Polri Kembangkan Pelayanan Unjuk Rasa Lebih Humanis Adaptif Terukur

Kamis, 27 November 2025 | 10:22:52 WIB
Polri Kembangkan Pelayanan Unjuk Rasa Lebih Humanis Adaptif Terukur

JAKARTA - Polri kini tengah merancang model dan standar baru dalam pelayanan terhadap pengunjuk rasa. 

Langkah ini bertujuan menghadirkan pendekatan yang lebih humanis, profesional, dan sesuai dengan amanat Undang-Undang Nomor 9 Tahun 1998 tentang Kemerdekaan Menyampaikan Pendapat di Muka Umum. 

Perubahan dilakukan secara bertahap, berbasis kajian multidisipliner, masukan publik, serta studi komparatif dari praktik internasional.

Wakapolri Komjen Pol Dedi Prasetyo menekankan pentingnya prinsip penghormatan terhadap hak warga negara dalam setiap tindakan kepolisian. 

"Penyampaian pendapat di muka publik adalah hak konstitusional.

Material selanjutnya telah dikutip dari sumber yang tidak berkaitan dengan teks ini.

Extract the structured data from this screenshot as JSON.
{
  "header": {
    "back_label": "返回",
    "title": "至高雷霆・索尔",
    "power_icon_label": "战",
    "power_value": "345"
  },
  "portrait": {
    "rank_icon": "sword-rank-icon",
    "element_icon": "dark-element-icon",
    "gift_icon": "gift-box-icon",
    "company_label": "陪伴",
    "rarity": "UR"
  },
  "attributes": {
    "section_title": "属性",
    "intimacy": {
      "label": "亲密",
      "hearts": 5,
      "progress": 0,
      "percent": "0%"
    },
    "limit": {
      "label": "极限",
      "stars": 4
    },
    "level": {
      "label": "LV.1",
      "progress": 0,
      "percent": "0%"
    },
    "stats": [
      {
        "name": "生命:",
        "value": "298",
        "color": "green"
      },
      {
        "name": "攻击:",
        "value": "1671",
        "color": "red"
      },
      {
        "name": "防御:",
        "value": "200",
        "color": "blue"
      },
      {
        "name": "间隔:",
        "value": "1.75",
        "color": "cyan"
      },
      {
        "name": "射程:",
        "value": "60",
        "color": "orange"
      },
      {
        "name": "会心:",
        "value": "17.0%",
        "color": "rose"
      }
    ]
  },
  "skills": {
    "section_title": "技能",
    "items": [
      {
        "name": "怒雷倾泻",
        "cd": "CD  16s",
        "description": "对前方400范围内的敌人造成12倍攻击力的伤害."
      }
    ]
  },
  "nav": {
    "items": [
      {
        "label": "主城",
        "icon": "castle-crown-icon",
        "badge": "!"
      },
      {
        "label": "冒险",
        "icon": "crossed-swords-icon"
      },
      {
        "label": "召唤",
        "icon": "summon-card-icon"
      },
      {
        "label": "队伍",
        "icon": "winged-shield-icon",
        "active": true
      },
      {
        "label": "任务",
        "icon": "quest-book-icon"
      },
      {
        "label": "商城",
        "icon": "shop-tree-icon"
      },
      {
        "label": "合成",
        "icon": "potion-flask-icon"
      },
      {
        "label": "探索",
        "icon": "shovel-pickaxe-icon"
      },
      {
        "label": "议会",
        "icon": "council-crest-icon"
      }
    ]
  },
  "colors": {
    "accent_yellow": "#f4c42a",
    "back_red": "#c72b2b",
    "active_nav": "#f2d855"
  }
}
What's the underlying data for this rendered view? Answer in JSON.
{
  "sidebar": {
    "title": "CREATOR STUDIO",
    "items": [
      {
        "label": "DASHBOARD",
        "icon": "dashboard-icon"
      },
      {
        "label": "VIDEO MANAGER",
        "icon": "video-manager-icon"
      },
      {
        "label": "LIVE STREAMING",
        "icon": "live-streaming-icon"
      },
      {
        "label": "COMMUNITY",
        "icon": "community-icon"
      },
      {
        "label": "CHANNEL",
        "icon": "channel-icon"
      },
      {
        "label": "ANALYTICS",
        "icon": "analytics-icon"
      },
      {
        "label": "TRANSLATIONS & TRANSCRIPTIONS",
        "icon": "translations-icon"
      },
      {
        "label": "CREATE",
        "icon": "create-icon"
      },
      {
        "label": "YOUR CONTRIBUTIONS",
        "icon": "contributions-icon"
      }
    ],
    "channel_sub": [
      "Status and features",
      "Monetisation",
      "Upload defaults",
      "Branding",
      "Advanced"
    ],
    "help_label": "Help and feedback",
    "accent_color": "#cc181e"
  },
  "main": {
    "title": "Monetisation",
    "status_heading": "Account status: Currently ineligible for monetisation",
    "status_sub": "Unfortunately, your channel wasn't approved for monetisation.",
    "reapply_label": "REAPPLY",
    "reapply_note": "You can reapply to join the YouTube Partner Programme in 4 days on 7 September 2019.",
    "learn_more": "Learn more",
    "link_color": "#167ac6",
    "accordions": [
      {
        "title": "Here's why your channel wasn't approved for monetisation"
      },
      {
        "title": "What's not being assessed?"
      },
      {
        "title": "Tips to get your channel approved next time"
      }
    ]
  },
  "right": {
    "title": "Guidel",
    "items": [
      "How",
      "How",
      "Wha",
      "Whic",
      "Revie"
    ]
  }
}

Karena itu, pelayanan terhadap pengunjuk rasa harus kita rumuskan ulang agar lebih adaptif, humanis, dan tetap menjaga keamanan. Semua harus berbasis kajian, riset, dan masukan masyarakat," ujarnya.

Perumusan Regulasi yang Tepat

Polri menegaskan bahwa penyusunan regulasi baru tidak dilakukan secara tergesa-gesa. Wakapolri menambahkan, seluruh proses melibatkan koalisi masyarakat sipil, akademisi, dan para pakar. 

"Kami tidak ingin membuat aturan secara tergesa-gesa. Semua masukan dari masyarakat sipil, akademisi, serta hasil studi komparatif akan kami rangkum terlebih dahulu. Ini komitmen kami untuk menghasilkan regulasi yang benar-benar tepat," tegasnya.

Rencana studi komparatif ke Inggris pada Januari mendatang bertujuan mempelajari Code of Conduct terkait pengendalian massa. 

Model ini akan terdiri dari lima tahap, mulai analisis awal hingga konsolidasi, dilengkapi aturan "do and don’t" bagi setiap jenjang petugas. Wakapolri menekankan bahwa studi internasional penting untuk memastikan standar pelayanan sejalan praktik global. 

"Studi komparatif di Inggris sangat penting untuk melihat bagaimana best practice diterapkan. Kita ingin memastikan setiap tindakan di lapangan sesuai standar internasional dan tetap menghormati hak masyarakat," jelasnya.

Transformasi Internal Polri

Perubahan tidak hanya pada regulasi, tetapi juga prosedur internal Polri. Sistem pengendalian unjuk rasa yang sebelumnya terdiri dari 38 tahap kini disederhanakan menjadi lima fase lebih terukur. 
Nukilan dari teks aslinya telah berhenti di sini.